The 2014 PGA Merchandise Show featured the rollout of Hack Golf, an industry initiative spearheaded by TaylorMade to make the game of golf more enjoyable. Among the many facets of this movement is a concerted effort to adapt the intricate and cumbersome Rules of Golf administered by the USGA to the game as it is actually played by millions of recreational golfers. For example, the Recreational Golf Association America has proposed a set of rules for recreational golfers. (See www.rgaa.org)
Let’s face it — only a small minority of recreational golfers adheres strictly to the Rules of Golf. Go to any course and you’ll find that groups of golfers who play and compete together regularly have devised adaptations that make sense in light of their objectives: to have fun on the course and complete the round in a reasonable amount of time. Plus, unique features and conditions of courses might justify “local” rules. Purists might say these folks are not playing golf as it was intended, but the point is they are playing golf and having fun.
Of course, the concept of separate rules for recreational golf flies in the face of the USGA’s staunch resistance to any “bifurcation” of golf rules. The bifurcation issue surfaced last year in connection with the controversy about the anchoring rule, which will become effective in January 2016. Although it ultimately acquiesced in Rule 14-1b, the PGA of America is continuing to push for a grandfather rule for recreational golfers.

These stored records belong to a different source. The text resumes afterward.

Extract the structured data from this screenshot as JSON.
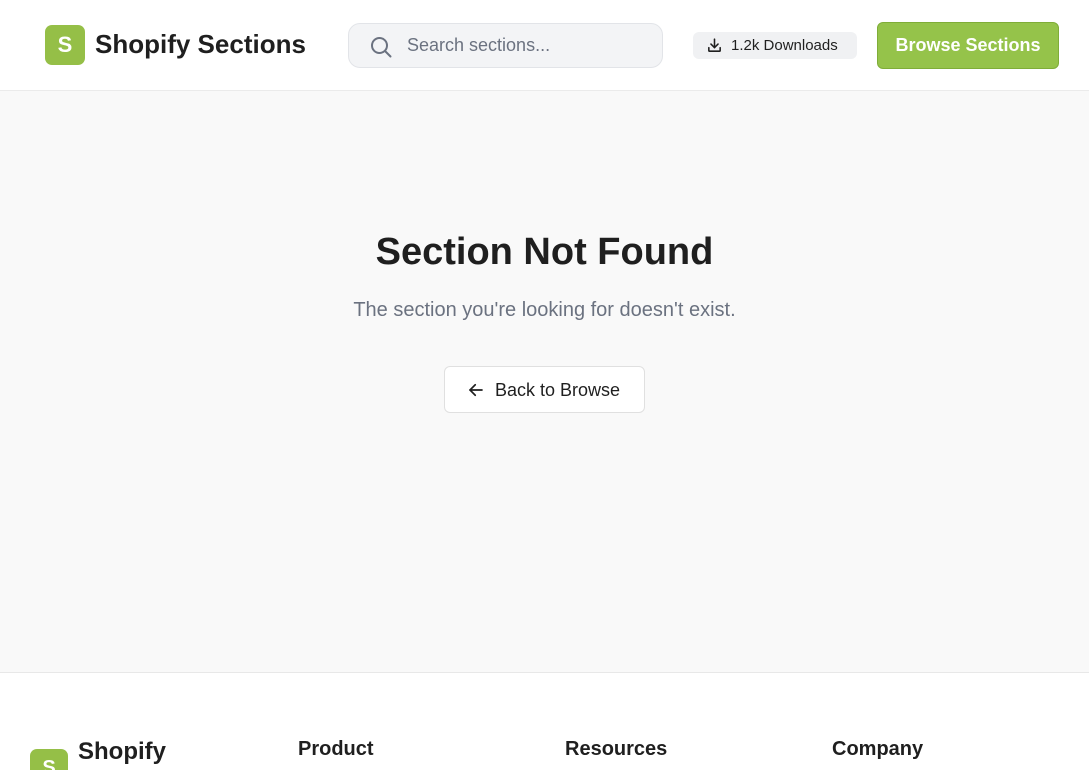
{
  "header": {
    "logo_letter": "S",
    "logo_text": "Shopify Sections",
    "search_placeholder": "Search sections...",
    "downloads_label": "1.2k Downloads",
    "browse_button": "Browse Sections"
  },
  "main": {
    "title": "Section Not Found",
    "subtitle": "The section you're looking for doesn't exist.",
    "back_button": "Back to Browse"
  },
  "footer": {
    "logo_letter": "S",
    "logo_text": "Shopify",
    "columns": [
      "Product",
      "Resources",
      "Company"
    ]
  },
  "colors": {
    "brand": "#95bf47",
    "page_bg": "#f9f9f9",
    "text": "#1f1f1f",
    "muted": "#6b7280"
  },
  "icons": {
    "search": "search-icon",
    "download": "download-icon",
    "back": "arrow-left-icon"
  }
}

I’m not sure I like the 15” cup concept, although I probably would make a few more 4-footers. But based on years of experience and an informal survey, here are a few ideas for recreational golf rules (with apologies to my friends at the USGA):
1. Eliminate the stroke-and-distance rule for balls that are lost or out of bounds. (This is probably the most violated rule in golf. Are you really going to return to the tee on a busy Saturday morning if you can’t find your ball?) If a ball is lost in the woods or is out of bounds, drop where the ball entered the woods or crossed the boundary line with a 1-stroke penalty (similar to the lateral hazard rule). If a ball is lost in an open area, drop a ball as nearly as possible to where it likely was lost.
2. Additional water hazard option. If a water hazard extends from the tee to the edge of the green on a par-3 hole and the ball comes up short of the green in the water, the only option under Rule 26 is to re-tee. Why make a golfer masochistically hit repeated balls into a hazard if he or she can’t reach the green? In this situation, allow a drop to the side of the hazard at the point where the ball landed. Alternatively, players could mutually agree on a drop zone. (This rule could apply to shots through the green as well.)
3. Most of us play on courses that don’t measure up to the conditions of Augusta National. If a ball is in the fairway, it may be moved within one club length to avoid playing from divots or substandard areas. In the rough, a ball may be moved if a root or rock interferes with the shot. Do we really need to break clubs or wrists in the strict adherence to USGA rules?
4. I think we’ve all seen enough controversies about imperceptible movements of balls. If a ball moves slightly (but retains its basic position) when the player moves loose impediments or addresses the ball, there is no penalty. (This doesn’t mean you can move a stick and bat the ball 20 yards into better position.)
5. Liberalize the unplayable ball rule by permitting a drop at the nearest point that permits an unrestricted stance and swing. Two club lengths in many cases affords no meaningful relief.
6. I would also consider liberalizing the unplayable ball rule concerning bunkers. Under Rule 28, if you have a difficult lie in a bunker and declare your ball unplayable, you must drop it in the bunker. Allow a drop behind the bunker with a 1-stroke penalty. This would speed play significantly. Few mid to high handicappers have the requisite sand game to extricate themselves from pot bunkers and the like with any regularity. Besides, if you can drop out of a water hazard, why not a bunker, which is also defined as a hazard?
7. We might also rethink the 2-stroke penalty for grounding a club in a hazard. If we have to play out of a hazard, haven’t we penalized ourselves enough without worrying about grazing sand on our backswing or resting our clubhead on grass?
8. Permit competitors to mutually agree on areas of the course that should be treated as ground under repair (e.g. areas with deep ruts, bare dirt, or stones and roots). Most courses are not diligent about marking ground under repair, which means you are not entitled to relief. Adopt a common sense approach to areas of the course that plainly depart from normal standards of maintenance.
9. Relax the 14-club limit (another commonly violated rule). If my opponent in our league match wants to carry two drivers and six wedges, I really have no problem. He’ll just confuse himself in club selection which will work to my advantage. Plus, this would increase equipment sales. (It would probably be hard to fit more than 25 clubs in most bags.)
10. Play ready golf. No penalty for playing out of turn. This includes the putting green. Don’t mark anything within four feet after a missed putt. Putt out. (The rules actually permit this.)
This might be a start. But don’t look for an adoption of any of these rules when the USGA and R&A issue the next rules revisions in 2016. They are still busy fine-tuning the anchoring rule.